MSFT’s valuation is down one-third since late 2021 but is still higher than the market’s valuation as a whole. Even without a lot of growth, you’ll eventually make your money back by investing in MSFT stock, but to earn positive returns over any reasonable time period, you’ll need growth. This is difficult to figure out because Microsoft clearly has some long-term drivers of growth, but is seeing a short-term cyclical slowdown. Normalized earnings for MSFT have grown for 10 years straight (ignoring one-time adjustments like the Trump tax cuts). Now they’re coming down a bit after booming during COVID.

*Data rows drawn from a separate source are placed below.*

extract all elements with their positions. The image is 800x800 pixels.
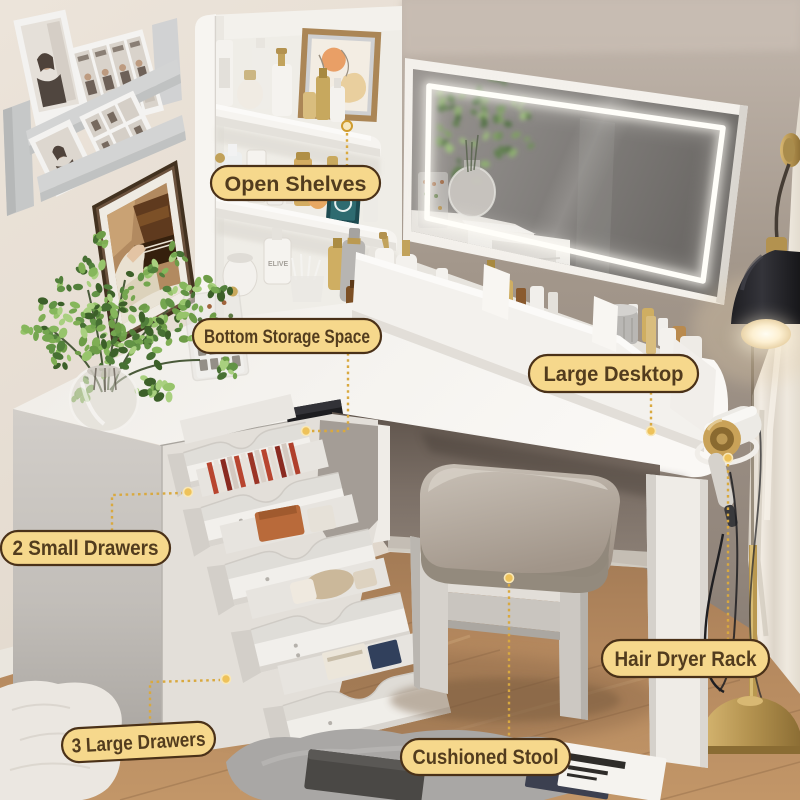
svg-text:2 Small Drawers: 2 Small Drawers: [13, 537, 159, 560]
svg-text:Large Desktop: Large Desktop: [544, 363, 684, 386]
svg-text:Open Shelves: Open Shelves: [225, 173, 367, 196]
svg-text:ELIVE: ELIVE: [268, 261, 289, 268]
svg-text:Cushioned Stool: Cushioned Stool: [413, 746, 559, 769]
svg-text:Hair Dryer Rack: Hair Dryer Rack: [615, 648, 757, 671]
svg-text:Bottom Storage Space: Bottom Storage Space: [204, 327, 370, 348]
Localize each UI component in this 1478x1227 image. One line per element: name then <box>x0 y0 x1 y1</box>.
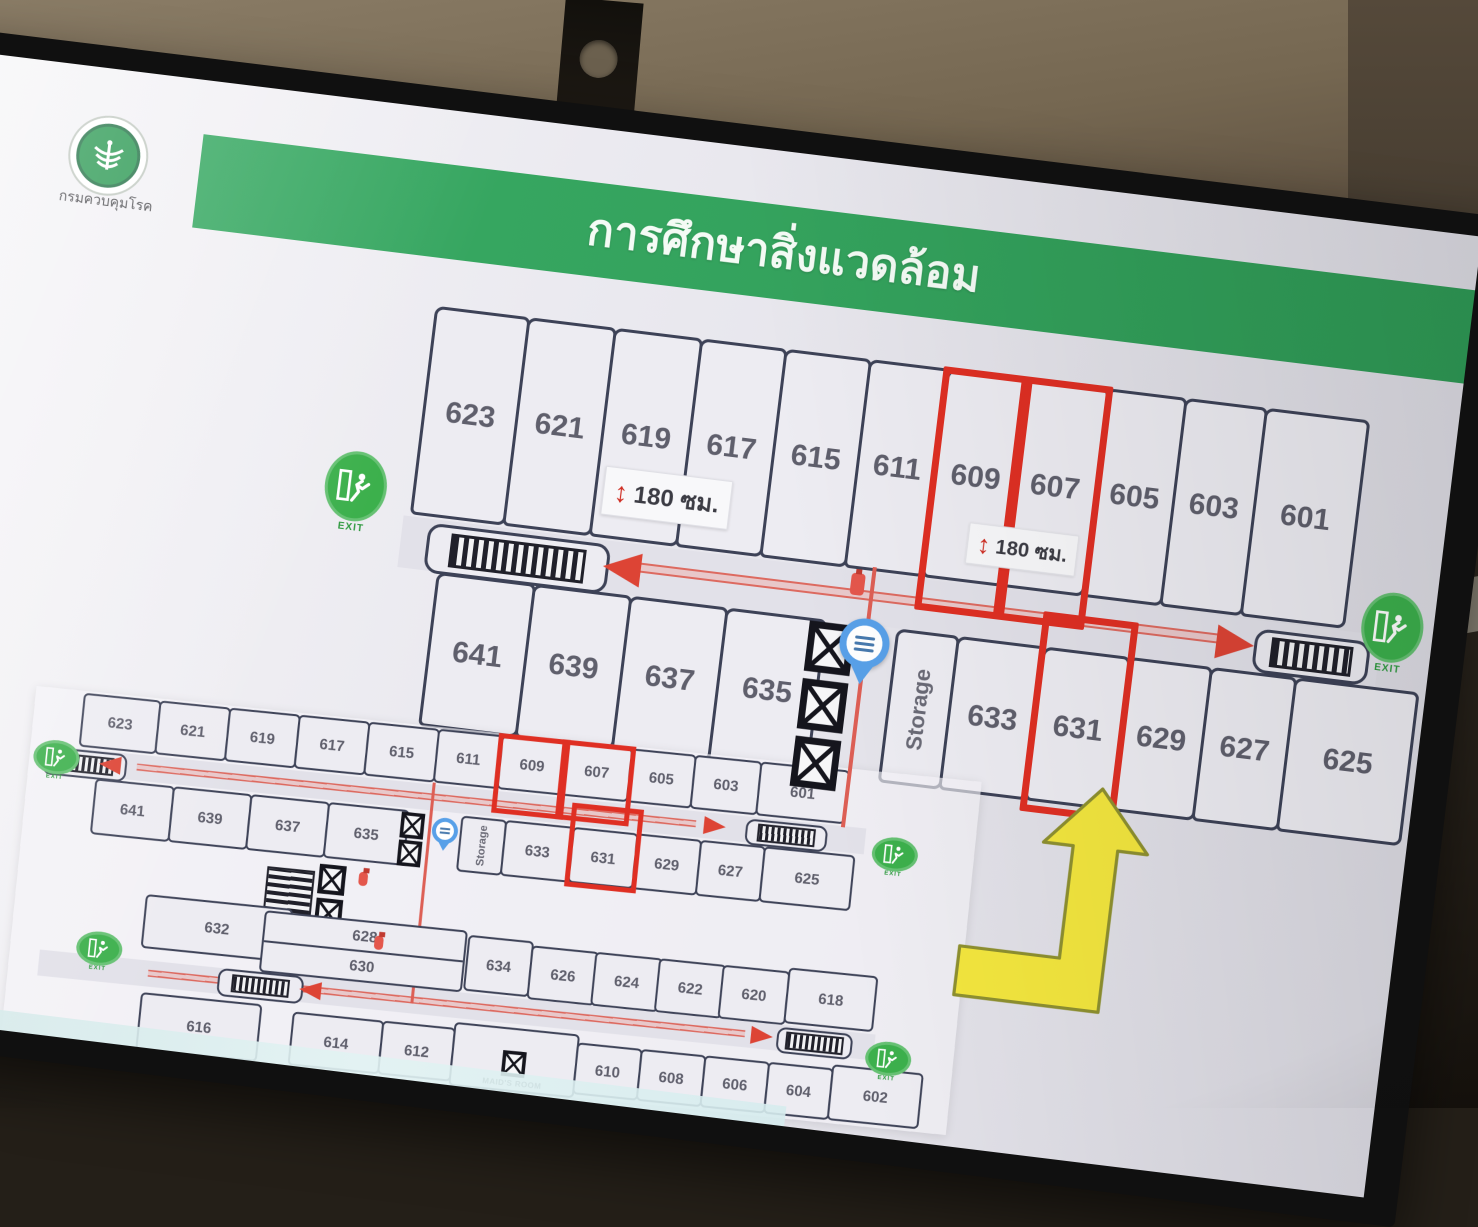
room-629: 629 <box>631 833 702 895</box>
elevator-icon <box>789 733 841 794</box>
double-arrow-icon: ↕ <box>612 477 629 506</box>
ddc-logo-icon <box>73 120 144 191</box>
arrow-left-icon <box>98 755 122 775</box>
location-pin-icon <box>431 817 459 845</box>
exit-runner-icon <box>870 835 919 873</box>
arrow-right-icon <box>750 1026 774 1046</box>
room-637: 637 <box>245 794 330 858</box>
fire-extinguisher-icon <box>374 935 384 950</box>
arrow-left-icon <box>601 549 643 587</box>
arrow-right-icon <box>703 816 727 836</box>
elevator-icon <box>399 811 426 839</box>
room-611: 611 <box>433 729 504 789</box>
room-607-highlighted: 607 <box>560 742 633 803</box>
elevator-lobby <box>402 810 463 871</box>
exit-sign-left: EXIT <box>31 738 81 782</box>
exit-runner-icon <box>864 1040 913 1078</box>
exit-runner-icon <box>1357 589 1427 666</box>
exit-label: EXIT <box>1374 662 1401 676</box>
storage-label: Storage <box>474 825 490 867</box>
room-634: 634 <box>463 935 534 997</box>
up-arrow-icon <box>926 764 1183 1025</box>
elevator-icon <box>317 863 347 896</box>
clearance-text: 180 ซม. <box>632 474 722 523</box>
exit-sign-right: EXIT <box>863 1040 913 1084</box>
exit-sign-left: EXIT <box>319 448 391 537</box>
room-639: 639 <box>167 786 252 850</box>
room-620: 620 <box>717 965 790 1026</box>
storage-label: Storage <box>901 667 937 751</box>
room-603: 603 <box>689 755 762 816</box>
room-615: 615 <box>363 722 440 783</box>
arrow-right-icon <box>1214 624 1256 662</box>
room-618: 618 <box>783 967 878 1032</box>
exit-sign-left: EXIT <box>74 929 124 973</box>
exit-runner-icon <box>32 738 81 776</box>
stairs-right-icon <box>775 1027 853 1061</box>
room-622: 622 <box>654 958 727 1019</box>
arrow-left-icon <box>298 980 322 1000</box>
exit-sign-right: EXIT <box>1356 589 1428 678</box>
exit-label: EXIT <box>45 773 63 781</box>
room-641: 641 <box>90 778 175 842</box>
room-625: 625 <box>758 846 855 911</box>
room-617: 617 <box>294 715 371 776</box>
caduceus-icon <box>86 133 131 178</box>
fire-extinguisher-icon <box>358 871 368 886</box>
double-arrow-icon: ↕ <box>976 531 992 558</box>
clearance-text: 180 ซม. <box>994 530 1069 571</box>
room-605: 605 <box>626 748 697 808</box>
room-633: 633 <box>500 820 575 883</box>
room-627: 627 <box>695 840 766 902</box>
room-625: 625 <box>1276 677 1420 846</box>
room-624: 624 <box>590 952 663 1013</box>
room-631-highlighted: 631 <box>567 827 638 889</box>
tv-screen: กรมควบคุมโรค การศึกษาสิ่งแวดล้อม 623 621… <box>0 24 1478 1227</box>
photo-of-screen: กรมควบคุมโรค การศึกษาสิ่งแวดล้อม 623 621… <box>0 0 1478 1108</box>
presentation-slide: กรมควบคุมโรค การศึกษาสิ่งแวดล้อม 623 621… <box>0 49 1478 1197</box>
fire-extinguisher-icon <box>849 572 866 596</box>
exit-sign-right: EXIT <box>870 835 920 879</box>
room-623: 623 <box>79 693 162 755</box>
elevator-icon <box>396 839 423 867</box>
exit-runner-icon <box>321 448 391 525</box>
exit-runner-icon <box>75 929 124 967</box>
room-609-highlighted: 609 <box>496 735 567 795</box>
exit-label: EXIT <box>337 520 364 534</box>
room-621: 621 <box>154 700 231 761</box>
mount-hole <box>578 38 619 79</box>
elevator-icon <box>796 675 848 736</box>
exit-label: EXIT <box>884 871 902 879</box>
room-626: 626 <box>526 945 599 1006</box>
room-619: 619 <box>224 707 301 768</box>
org-name: กรมควบคุมโรค <box>31 182 181 222</box>
slide-title: การศึกษาสิ่งแวดล้อม <box>583 194 984 312</box>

Due to the macro factors in play, I don’t believe MSFT has quite yet bottomed. As one of the largest companies in the broader stock market, MSFT is tied to index fund/ETF money, which is tied to liquidity. However, long-term and risk-tolerant investors can start buying the stock now and accumulate more if the stock continues to sink. More conservative investors could buy in around $190-$200. That would be around 20x earnings for MSFT and would represent a nice GARP opportunity with a higher floor than buying now.
However, the current price is reasonable for a growth stock and offers long-term upside and reasonable long-term cushion on the downside. By virtue of its earnings yield and growth prospects, MSFT currently offers low-double-digit annual prospective returns for investors. Buying the stock now is fine, and buying under $200 should be even better. With the acquisition pending, ATVI is another stock worth looking at, and a trade I find a bit more attractive while waiting for MSFT to come down in price.
Disclosure: I/we have a beneficial long position in the shares of ATVI either through stock ownership, options, or other derivatives. I wrote this article myself, and it expresses my own opinions. I am not receiving compensation for it (other than from Seeking Alpha). I have no business relationship with any company whose stock is mentioned in this article.